Germain Rukuki toujours en prison

A cet égard, le cas de Germain Rukuki, membre de l’ACAT Burundi, employé par l’Association des juristes catholiques du Burundi et président de Njabutsa Tujane (Association pour la lutte contre la pauvreté) continue d’être représentatif. Germain a été arrêté le 13 juillet 2017 à son domicile de Bujumbura et en avril 2018, condamné à 32 ans d’emprisonnement pour de très lourdes charges: attaque contre le chef de l’Etat, rébellion, participation à un mouvement insurrectionnel et atteinte à la sécurité intérieure de l’Etat. L’une des peines les plus sévères infligées à un défenseur des droits humains, également dans ce cas, un avertissement à tous les autres.

L’affaire de Germain a été marquée d’emblée par une série d’irrégularités de procédure et la violation flagrante de son droit à un procès équitable, à tel point qu’en juin 2020, la Cour Suprême a décidé de renverser l’arrêt de la Cour de Justice acceptant l’appel présenté par la défense. La date de la nouvelle audience est toujours attendue. Les appels répétés que la FIACAT, l’ACAT toutes et de nombreuses ONG, la communauté internationale ont adressées ces dernières années aux institutions burundaises (dont le dernier en décembre 2020)n’ont pas eu les effets escomptés. Germain est en prison depuis maintenant trois ans et tout au long de cette période, il a également été privé de la possibilité de voir sa famille.

Le rôle de la communauté internationale

En septembre de l’année dernière, la commission d’enquête mandatée par le Conseil des droits de l’homme de l’ONU a présenté son deuxième rapport. Il y est souligné à maintes reprises comment la caractéristique la plus saillante et la plus inquiétante est donnée par la restriction continue et persistante de l’espace démocratique à l’intérieur du pays, également donnée par la concentration du pouvoir entre les mains des seuls membres du parti au pouvoir (beaucoup appartenant à l’ancien établissement et responsable de multiples violations déjà en 2015) tandis que, d’autre part, les partis d’opposition, la presse et la société civile sont réduits au silence.
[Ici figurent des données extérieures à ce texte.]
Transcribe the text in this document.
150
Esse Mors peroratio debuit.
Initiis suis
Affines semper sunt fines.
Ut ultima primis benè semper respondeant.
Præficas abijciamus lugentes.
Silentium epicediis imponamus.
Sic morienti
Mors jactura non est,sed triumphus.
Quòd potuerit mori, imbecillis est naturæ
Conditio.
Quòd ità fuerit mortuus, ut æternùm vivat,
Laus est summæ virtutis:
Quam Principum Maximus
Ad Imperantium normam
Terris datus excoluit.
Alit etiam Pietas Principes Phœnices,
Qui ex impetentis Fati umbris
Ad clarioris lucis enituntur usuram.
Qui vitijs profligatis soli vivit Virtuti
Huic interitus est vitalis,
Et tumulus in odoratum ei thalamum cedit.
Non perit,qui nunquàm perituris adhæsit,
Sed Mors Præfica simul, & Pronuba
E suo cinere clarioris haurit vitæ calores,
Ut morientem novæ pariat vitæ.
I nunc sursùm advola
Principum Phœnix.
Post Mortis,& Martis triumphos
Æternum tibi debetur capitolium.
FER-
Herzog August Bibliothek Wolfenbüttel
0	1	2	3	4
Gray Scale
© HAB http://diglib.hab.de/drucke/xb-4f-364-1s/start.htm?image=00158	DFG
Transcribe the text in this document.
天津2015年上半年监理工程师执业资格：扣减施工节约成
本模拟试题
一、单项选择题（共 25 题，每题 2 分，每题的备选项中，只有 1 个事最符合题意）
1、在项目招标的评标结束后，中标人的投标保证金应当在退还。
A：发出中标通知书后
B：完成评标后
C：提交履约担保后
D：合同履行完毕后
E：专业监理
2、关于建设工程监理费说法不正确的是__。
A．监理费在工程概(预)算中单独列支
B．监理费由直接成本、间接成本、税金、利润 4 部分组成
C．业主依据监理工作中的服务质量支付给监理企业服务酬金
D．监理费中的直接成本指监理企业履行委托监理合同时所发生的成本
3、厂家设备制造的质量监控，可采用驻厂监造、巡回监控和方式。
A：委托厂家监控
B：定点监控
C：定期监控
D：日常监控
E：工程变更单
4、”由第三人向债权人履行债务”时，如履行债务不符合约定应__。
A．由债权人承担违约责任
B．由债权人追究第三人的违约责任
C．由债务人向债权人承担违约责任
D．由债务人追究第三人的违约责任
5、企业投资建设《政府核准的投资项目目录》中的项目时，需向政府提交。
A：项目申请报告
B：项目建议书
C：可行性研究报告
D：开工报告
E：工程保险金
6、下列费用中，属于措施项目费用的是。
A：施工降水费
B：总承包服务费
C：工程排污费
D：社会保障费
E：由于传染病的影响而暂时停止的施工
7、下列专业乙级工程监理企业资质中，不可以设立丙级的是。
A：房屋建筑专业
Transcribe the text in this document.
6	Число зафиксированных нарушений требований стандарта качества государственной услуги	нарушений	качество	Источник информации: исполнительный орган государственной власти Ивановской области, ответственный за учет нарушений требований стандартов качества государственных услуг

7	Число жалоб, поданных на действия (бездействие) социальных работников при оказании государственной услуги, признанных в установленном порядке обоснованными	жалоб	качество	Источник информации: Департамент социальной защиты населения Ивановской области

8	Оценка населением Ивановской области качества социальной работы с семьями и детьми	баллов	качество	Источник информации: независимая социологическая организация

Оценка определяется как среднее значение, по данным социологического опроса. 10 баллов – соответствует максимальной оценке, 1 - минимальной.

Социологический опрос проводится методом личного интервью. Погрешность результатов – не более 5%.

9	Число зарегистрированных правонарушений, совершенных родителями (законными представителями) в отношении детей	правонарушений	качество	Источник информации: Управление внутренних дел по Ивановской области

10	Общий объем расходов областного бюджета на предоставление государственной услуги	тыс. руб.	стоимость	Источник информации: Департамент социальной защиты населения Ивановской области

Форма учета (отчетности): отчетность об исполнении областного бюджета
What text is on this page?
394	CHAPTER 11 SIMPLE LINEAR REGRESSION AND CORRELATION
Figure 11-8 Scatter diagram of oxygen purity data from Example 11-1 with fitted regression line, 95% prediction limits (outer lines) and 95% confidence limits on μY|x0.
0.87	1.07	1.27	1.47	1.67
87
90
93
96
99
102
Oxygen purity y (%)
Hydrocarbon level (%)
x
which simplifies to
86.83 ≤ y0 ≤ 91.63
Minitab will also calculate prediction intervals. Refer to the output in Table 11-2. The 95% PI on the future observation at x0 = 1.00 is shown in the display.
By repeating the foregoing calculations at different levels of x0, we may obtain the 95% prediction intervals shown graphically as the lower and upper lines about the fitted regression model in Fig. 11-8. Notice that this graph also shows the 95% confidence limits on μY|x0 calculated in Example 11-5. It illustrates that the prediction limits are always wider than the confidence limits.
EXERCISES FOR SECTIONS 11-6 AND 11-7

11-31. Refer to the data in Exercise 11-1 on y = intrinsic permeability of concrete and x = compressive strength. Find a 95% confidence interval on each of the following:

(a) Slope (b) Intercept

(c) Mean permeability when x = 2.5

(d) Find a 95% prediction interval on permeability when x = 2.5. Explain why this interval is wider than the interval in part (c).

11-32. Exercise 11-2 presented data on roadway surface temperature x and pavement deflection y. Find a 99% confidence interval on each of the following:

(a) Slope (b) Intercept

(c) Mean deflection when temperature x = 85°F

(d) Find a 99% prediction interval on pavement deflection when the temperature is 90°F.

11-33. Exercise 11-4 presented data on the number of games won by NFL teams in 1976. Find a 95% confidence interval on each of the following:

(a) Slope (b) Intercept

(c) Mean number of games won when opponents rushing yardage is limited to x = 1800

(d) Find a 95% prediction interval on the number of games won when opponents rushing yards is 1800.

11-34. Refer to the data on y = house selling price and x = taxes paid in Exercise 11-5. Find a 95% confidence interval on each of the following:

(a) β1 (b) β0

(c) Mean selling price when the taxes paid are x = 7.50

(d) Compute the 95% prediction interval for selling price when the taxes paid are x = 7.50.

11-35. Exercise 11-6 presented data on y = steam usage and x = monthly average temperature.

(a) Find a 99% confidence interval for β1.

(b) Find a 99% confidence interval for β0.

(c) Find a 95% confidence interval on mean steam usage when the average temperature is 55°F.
La condition d’impunité absolue, indique le rapport, qui couvre les responsables de crimes contre les droits de l’homme, il continue de marquer la continuité totale entre l’ancien et le nouveau gouvernement.

Il est à espérer que le renouvellement du mandat de la Commission pour une autre année, décidé en octobre dernier, servira à garder les projecteurs sur un pays où les crimes contre les droits de l’homme sont à l’ordre du jour et, comme le souhaitent les organisations burundaises et de nouveaux partenaires du Burundi à exercer leur influence pour contraindre les décideurs politiques à un réel changement de rythme et à respecter les principes inscrits dans la Constitution ainsi que les traités internationaux signés.

Mais un rôle important appartient également à la société civile, a fait remarquer Massimo Corti, président de l’ACAT Italia. “Il est nécessaire que les ONG et associations, du monde entier, continuent de faire entendre leur voix et leur proximité avec ceux à l’intérieur et à l’extérieur du Burundi qui luttent pour les droits de l’homme et pour l’ensemble du peuple burundais.”